O primado da ética e coletivo sobre a ética do individual
A ética socrática impõe respeito, seja pela sua logicidade, seja pelo seu caráter. É certo
que se Sócrates desejasse, poderia ter fugido à aplicação da pena de morte que lhe havia sido
imposta, e os discípulos ao seu lado estavam para auxiliá-lo e acobertá-lo. A ética do respeito
às leis, não permitia que assim agisse. E também, se durante toda sua vida se distinguiu por
seguir os conselhos dos deuses, não seria no momento de sua morte que os desobedeceria.
Sócrates, de fato, dedicou-se a um valor absoluto, e por ele lutou até o ponto de
recusar a própria vida. E por isso porque a ética socrática não se prende a lei e ao respeito dos
deveres humanos em si por si. Transcende a isso tudo. A filosofia socrática prepara para o
bem viver após a morte. Isso significa dizer que nem toda virtude proclamada como tal
perante os homens há de ser considerada virtude perante os deuses, e que a verdade, a virtude
e a justiça devem ser buscadas com vistas a um fim maior, o bem viver post mortem.
Isso porque, para Sócrates, a morte representa apenas uma passagem, uma imigração,
e a continuidade há de ensinar quais valores são acertados, quais são errôneos.
A certeza socrática quanto ao porvir é a mesma que o movimentava para agir de
acordo com a lei (nómos). Sócrates está plenamente convicto de que a nómos (norma) é fruto
do artifício do humano, e não da natureza.

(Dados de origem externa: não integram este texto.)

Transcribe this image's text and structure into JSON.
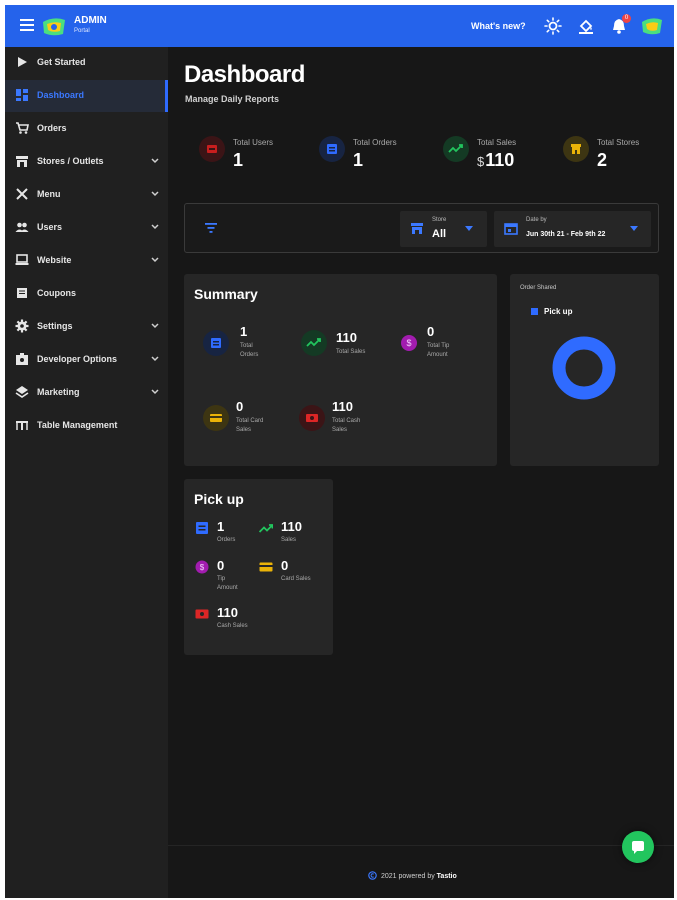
{
  "header": {
    "brand_title": "ADMIN",
    "brand_subtitle": "Portal",
    "whats_new": "What's new?",
    "notification_count": "0",
    "icons": [
      "menu-icon",
      "sun-icon",
      "paint-bucket-icon",
      "bell-icon",
      "avatar"
    ]
  },
  "sidebar": {
    "items": [
      {
        "label": "Get Started",
        "icon": "play-icon",
        "expandable": false,
        "active": false
      },
      {
        "label": "Dashboard",
        "icon": "dashboard-icon",
        "expandable": false,
        "active": true
      },
      {
        "label": "Orders",
        "icon": "cart-icon",
        "expandable": false,
        "active": false
      },
      {
        "label": "Stores / Outlets",
        "icon": "store-icon",
        "expandable": true,
        "active": false
      },
      {
        "label": "Menu",
        "icon": "utensils-icon",
        "expandable": true,
        "active": false
      },
      {
        "label": "Users",
        "icon": "users-icon",
        "expandable": true,
        "active": false
      },
      {
        "label": "Website",
        "icon": "laptop-icon",
        "expandable": true,
        "active": false
      },
      {
        "label": "Coupons",
        "icon": "coupon-icon",
        "expandable": false,
        "active": false
      },
      {
        "label": "Settings",
        "icon": "gear-icon",
        "expandable": true,
        "active": false
      },
      {
        "label": "Developer Options",
        "icon": "developer-icon",
        "expandable": true,
        "active": false
      },
      {
        "label": "Marketing",
        "icon": "layers-icon",
        "expandable": true,
        "active": false
      },
      {
        "label": "Table Management",
        "icon": "table-icon",
        "expandable": false,
        "active": false
      }
    ]
  },
  "main": {
    "title": "Dashboard",
    "subtitle": "Manage Daily Reports",
    "stats": [
      {
        "label": "Total Users",
        "value": "1",
        "currency": "",
        "icon": "users-icon",
        "color": "#c81e1e",
        "bg": "#3b1416"
      },
      {
        "label": "Total Orders",
        "value": "1",
        "currency": "",
        "icon": "orders-icon",
        "color": "#2f6bff",
        "bg": "#172442"
      },
      {
        "label": "Total Sales",
        "value": "110",
        "currency": "$",
        "icon": "trending-up-icon",
        "color": "#22c55e",
        "bg": "#143a24"
      },
      {
        "label": "Total Stores",
        "value": "2",
        "currency": "",
        "icon": "store-icon",
        "color": "#eab308",
        "bg": "#3d3512"
      }
    ],
    "filters": {
      "store": {
        "label": "Store",
        "value": "All"
      },
      "date": {
        "label": "Date by",
        "value": "Jun 30th 21 - Feb 9th 22"
      }
    },
    "summary": {
      "title": "Summary",
      "items": [
        {
          "value": "1",
          "label": "Total Orders",
          "icon": "orders-icon"
        },
        {
          "value": "110",
          "label": "Total Sales",
          "icon": "trending-up-icon"
        },
        {
          "value": "0",
          "label": "Total Tip Amount",
          "icon": "dollar-icon"
        },
        {
          "value": "0",
          "label": "Total Card Sales",
          "icon": "card-icon"
        },
        {
          "value": "110",
          "label": "Total Cash Sales",
          "icon": "cash-icon"
        }
      ]
    },
    "order_shared": {
      "title": "Order Shared",
      "legend": "Pick up",
      "legend_color": "#2f6bff"
    },
    "pickup": {
      "title": "Pick up",
      "items": [
        {
          "value": "1",
          "label": "Orders",
          "icon": "orders-icon"
        },
        {
          "value": "110",
          "label": "Sales",
          "icon": "trending-up-icon"
        },
        {
          "value": "0",
          "label": "Tip Amount",
          "icon": "dollar-icon"
        },
        {
          "value": "0",
          "label": "Card Sales",
          "icon": "card-icon"
        },
        {
          "value": "110",
          "label": "Cash Sales",
          "icon": "cash-icon"
        }
      ]
    }
  },
  "footer": {
    "text": "2021 powered by",
    "brand": "Tastio"
  },
  "colors": {
    "accent": "#2563eb",
    "background": "#171717",
    "sidebar": "#202020",
    "card": "#262626"
  }
}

Isso porque Sócrates vislumbra nas leis um conjunto de preceitos de obediência
incontornável, não obstante possam estas sererem justas ou injustas. O direito, pois, aparece
como um instrumento humano de coesão social, que visa à realização do Bem Comum,
consistente no desenvolvimento integral de todas as potencialidades humanas, alcançável por
meio do cultivo das virtudes.
Enquanto os primeiros relevaram a efemeridade e a contingência das leis variáveis no
tempo e no espaço, Sócrates empenhou-se em restabelecer para a cidade o império do ideal
cívico, liame indissociável entre indivíduo e sociedade, sendo justamente, durante o governo
de restauração democrática que Sócrates foi condenado à morte e já também ele já sabia que,
durante seus anos de lição, havia despertado o rancor em muitos daqueles que interrogavam
por meio da arte de racionar e pelo processo pedagógico socrático que consiste em multiplicar
as perguntas, a fim de obter, por indução dos casos particulares e concretos, um conceito geral
do objeto, de modo que estava plenamente consciente desse fato quando de sua defesa perante
o tribunal. Elaborou sua defesa, em que contraditou os argumentos de seus adversários, mas
ainda assim foi condenado a beber cicuta por negar as divindades da cidade, criando outras,
além de corromper a juventude com seus ensinamentos.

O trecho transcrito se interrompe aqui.